Sheridan Stacey L, Harris Russell P, Woolf Steven H
Division of General Medicine and Clinical Epidemiology, University of North Carolina, Chapel Hill, North Carolina, USA.
Am J Prev Med. 2004 Jan;26(1):56-66. doi: 10.1016/j.amepre.2003.09.011.
Shared decision making is a process in which patients are involved as active partners with the clinician in clarifying acceptable medical options and in choosing a preferred course of clinical care. Shared decision making offers a way of individualizing recommendations, according to patients' special needs and preferences, when some patients may benefit from an intervention but others may not. This paper clarifies how the U.S. Preventive Services Task Force (USPSTF) envisions the application of shared decision making in the execution of screening and chemoprevention. Unlike conventional USPSTF reports, this paper is neither a systematic review nor a formal recommendation. Instead, it is a concept paper that includes a commentary on the current thinking and evidence regarding shared decision making. Although the USPSTF does not endorse a specific style of decision making, it does encourage informed and joint decisions. This means that patients should be informed about preventive services before they are performed, and that the patient-clinician partnership is central to decision making. The USPSTF suggests that clinicians inform patients about preventive services for which there is clear evidence of net benefit, and, if time permits, about other services with high visibility or special individual importance. Clinicians should make sure that balanced, evidence-based information about the service (including the potential benefits and harms, alternatives, and uncertainties) is available to the patient if needed. For preventive services for which the balance of potential benefits and harms is a close call, or for which the evidence is insufficient to guide a decision for or against screening, clinicians should additionally assist patients in determining whether individual characteristics and personal preferences favor performing or not performing the preventive service. The USPSTF believes that clinicians generally have no obligation to initiate discussion about services that have either no benefit or net harm. Nonetheless, clinicians should be prepared to explain why these services are discouraged and should consider a proactive discussion for services with high visibility or special individual importance or for services for which new evidence has prompted withdrawal of previous recommendations.
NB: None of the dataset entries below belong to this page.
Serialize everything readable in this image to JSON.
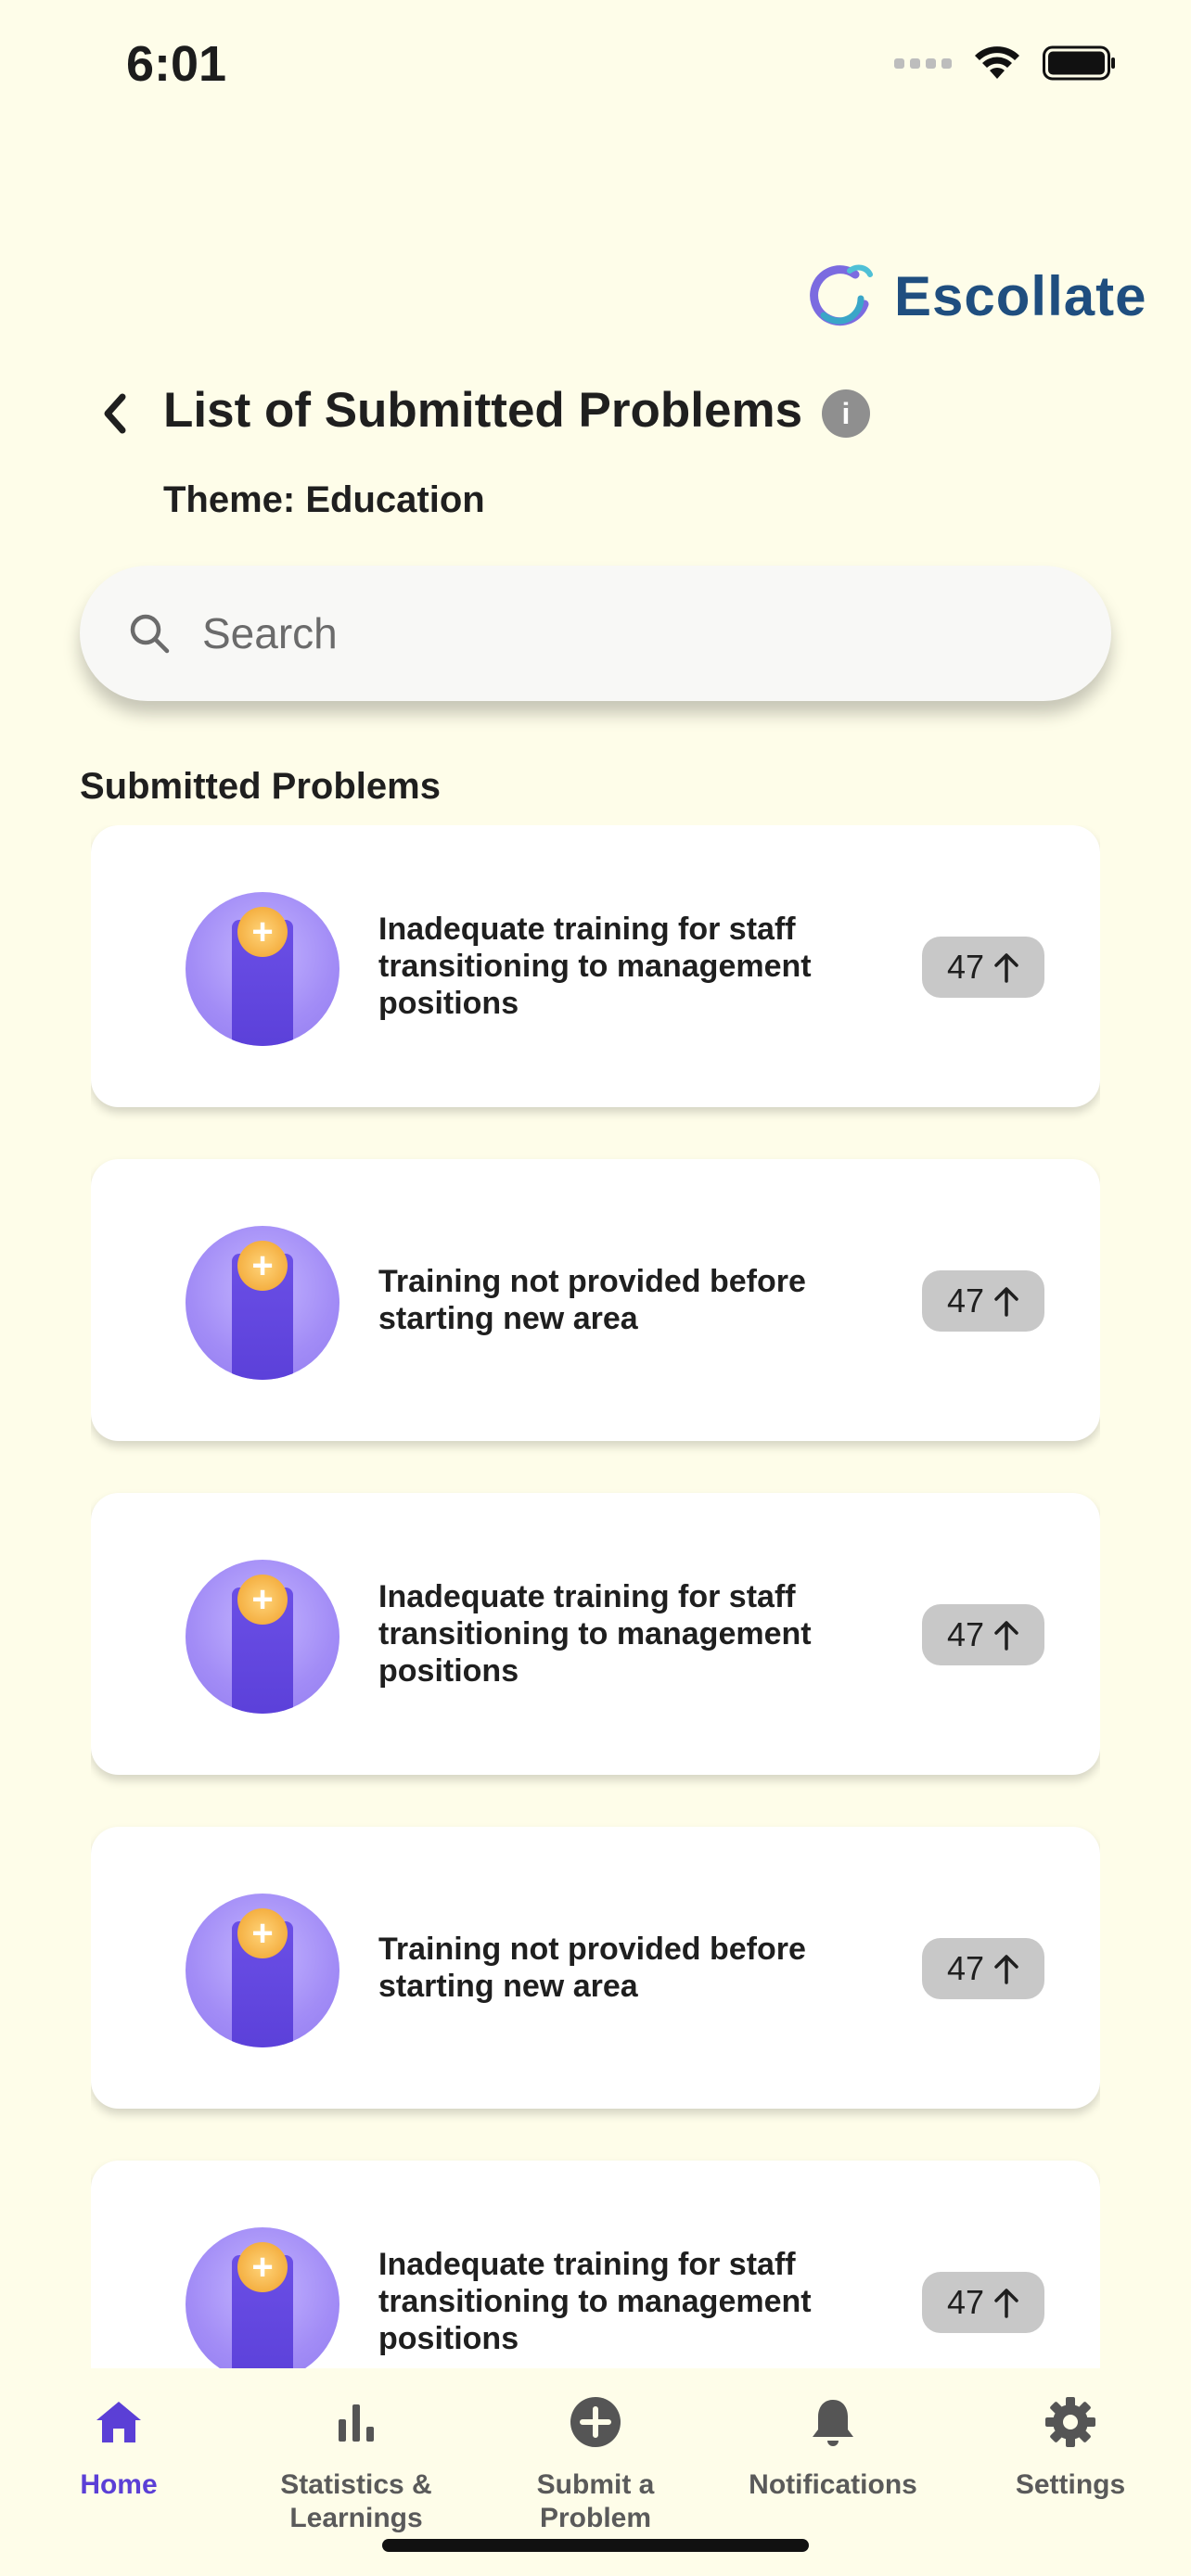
{
  "status_bar": {
    "time": "6:01"
  },
  "brand": {
    "name": "Escollate",
    "color": "#1f4e7f"
  },
  "header": {
    "title": "List of Submitted Problems",
    "theme_label": "Theme: Education",
    "info_icon": "info-icon",
    "back_icon": "chevron-left-icon"
  },
  "search": {
    "placeholder": "Search",
    "value": ""
  },
  "section": {
    "title": "Submitted Problems"
  },
  "problems": [
    {
      "text": "Inadequate training for staff transitioning to management positions",
      "votes": "47"
    },
    {
      "text": "Training not provided before starting new area",
      "votes": "47"
    },
    {
      "text": "Inadequate training for staff transitioning to management positions",
      "votes": "47"
    },
    {
      "text": "Training not provided before starting new area",
      "votes": "47"
    },
    {
      "text": "Inadequate training for staff transitioning to management positions",
      "votes": "47"
    }
  ],
  "tab_bar": {
    "active": "home",
    "tabs": [
      {
        "id": "home",
        "label": "Home",
        "icon": "home-icon"
      },
      {
        "id": "statistics",
        "label": "Statistics & Learnings",
        "icon": "bar-chart-icon"
      },
      {
        "id": "submit",
        "label": "Submit a Problem",
        "icon": "plus-circle-icon"
      },
      {
        "id": "notifications",
        "label": "Notifications",
        "icon": "bell-icon"
      },
      {
        "id": "settings",
        "label": "Settings",
        "icon": "gear-icon"
      }
    ]
  },
  "colors": {
    "background": "#fefde9",
    "accent": "#5b3fd6",
    "badge": "#c8c8c8"
  }
}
共同决策是一个过程,在此过程中患者作为积极的合作伙伴与临床医生一起明确可接受的医疗选择,并选择首选的临床护理方案。当一些患者可能从某项干预措施中获益而其他患者可能不会时,共同决策提供了一种根据患者的特殊需求和偏好使建议个性化的方法。本文阐明了美国预防服务工作组(USPSTF)设想的共同决策在筛查和化学预防实施中的应用。与传统的USPSTF报告不同,本文既不是系统评价也不是正式建议。相反,它是一篇概念文件,其中包括对有关共同决策的当前思路和证据的评论。尽管USPSTF不认可特定的决策风格,但它确实鼓励明智的联合决策。这意味着在进行预防服务之前应告知患者,并且患者与临床医生的合作关系是决策的核心。USPSTF建议临床医生告知患者那些有明确净获益证据的预防服务,如果时间允许,还应告知其他具有高关注度或特殊个人重要性的服务。临床医生应确保在需要时为患者提供关于该服务的平衡的、基于证据的信息(包括潜在的益处和危害、替代方案以及不确定性)。对于潜在益处和危害的平衡难以判断,或者证据不足以指导决定是否进行筛查的预防服务,临床医生还应协助患者确定个人特征和个人偏好是否有利于进行或不进行该预防服务。USPSTF认为,临床医生通常没有义务发起关于既无益处也无净危害的服务的讨论。尽管如此,临床医生应准备好解释为什么不鼓励这些服务,并应考虑针对具有高关注度或特殊个人重要性的服务或因新证据导致先前建议被撤回的服务进行积极讨论。